The team found that more steps can be skipped (higher K) for a prompt if its cache is more similar. They determined the max K value, which signifies that skipping more than that amount would not lead to good results.
The cache that the system used is a Least Computationally Benefitial Frequently Used (LCBFU). This arises from the key insight that noises generated at smaller K values are less computationally beneficial (more noisy, plus not worth using cache if mostly still recomputing). Each entry is assinged a score, which is the product of K and the frequency used, and this results in an eviction policy that combines frequency with importance.

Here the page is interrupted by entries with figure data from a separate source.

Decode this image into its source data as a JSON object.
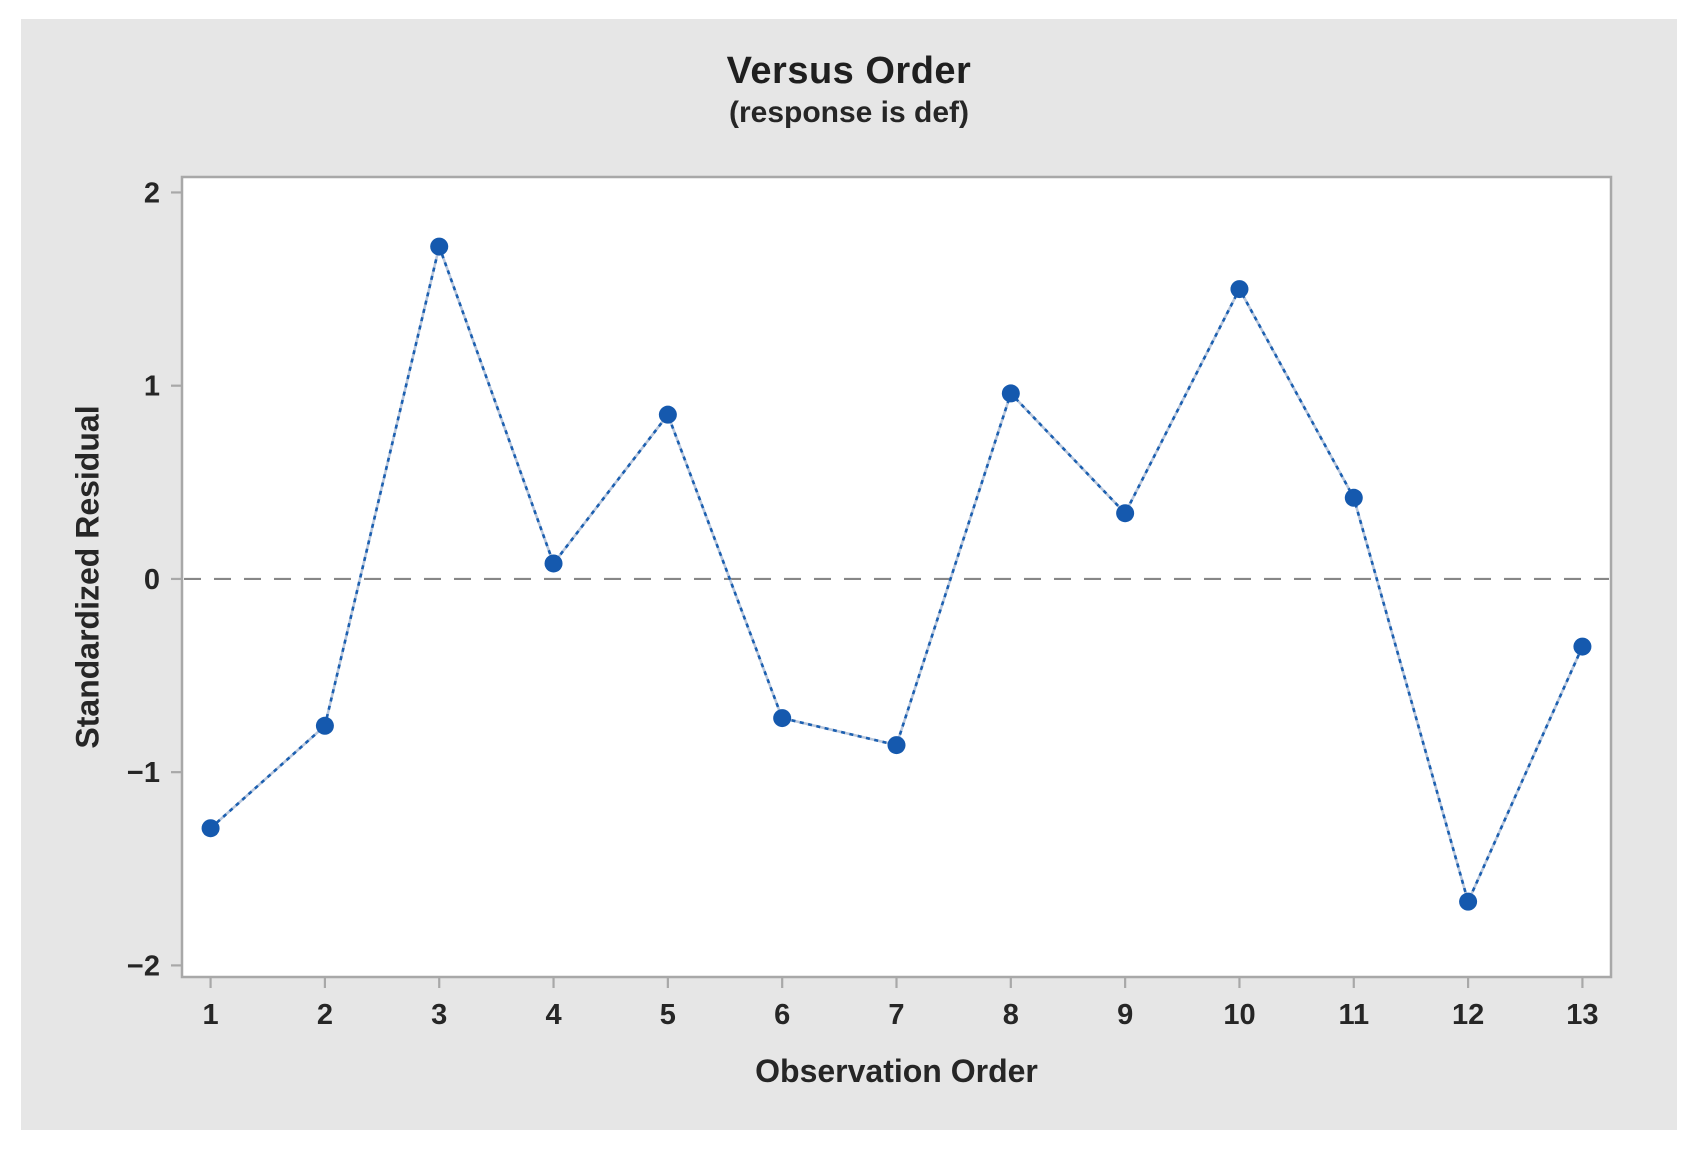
{
  "chart_data": {
    "type": "line",
    "title": "Versus Order",
    "subtitle": "(response is def)",
    "xlabel": "Observation Order",
    "ylabel": "Standardized Residual",
    "series_name": "standardized-residuals",
    "x": [
      1,
      2,
      3,
      4,
      5,
      6,
      7,
      8,
      9,
      10,
      11,
      12,
      13
    ],
    "values": [
      -1.29,
      -0.76,
      1.72,
      0.08,
      0.85,
      -0.72,
      -0.86,
      0.96,
      0.34,
      1.5,
      0.42,
      -1.67,
      -0.35
    ],
    "xticks": [
      1,
      2,
      3,
      4,
      5,
      6,
      7,
      8,
      9,
      10,
      11,
      12,
      13
    ],
    "yticks": [
      -2,
      -1,
      0,
      1,
      2
    ],
    "xlim": [
      0.75,
      13.25
    ],
    "ylim": [
      -2.06,
      2.08
    ],
    "reference_line": 0,
    "grid": false,
    "legend": false,
    "marker": "circle",
    "line_style": "dashed",
    "colors": {
      "point": "#1559ae",
      "line_dash": "#1b5fb0",
      "line_base": "#b9c7dc",
      "reference_line": "#878787",
      "axis": "#a8a8a8",
      "plot_background": "#ffffff",
      "canvas_background": "#e6e6e6",
      "text": "#262626"
    }
  }
}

If a match is not found in the cache, the system runs the diffusion model from the start. Otherwise, it uses the seed noise entry and then runs the diffusion model from there. The paper also introduces a one-class SVM classifier to predict whether there will be a match in the class, to directly call the diffusion model if there will likely not be a cache hit. This minimizes retrieval overhead.
In the full pipeline, NIRVANA uses an embedding generator to match the input prompt with the cached prompts’ embeddings (using a vector database). They are compared for similarity, and then the system dynamically determines the K value based on that similarity. The system retrieves (elastic file system) the trajectory associated with the maximum similarity prompt, and skips steps along that trajectory up to a value K (if it exists), and uses that latent noise state.
What are the technical drawbacks/limitations?
If the maximum similarity is below some threshold (novel prompt), it may not be worth to even use cached latent representations (skip the traversal of the trajectory as well). Also, the cache takes up a lot of storage, because we are storing many latent representations. Finally, previously cached prompts with smaller steps used to generate the final image will not be benefited, because their representations will likely be evicted under the LCBFU policy (their K values are small).
How will you improve them?
If we encounter a novel prompt, meaning the maximum similarity is below some threshold, we could skip accessing the cache as it will likely be a miss. Second, it may be worth caching a compressed version of the latent state, to minimize storage overhead. With this additional storage, we could also have a “minimum number of elements per prior query”, so that past queries with smaller trajectories can still benefit from the cache.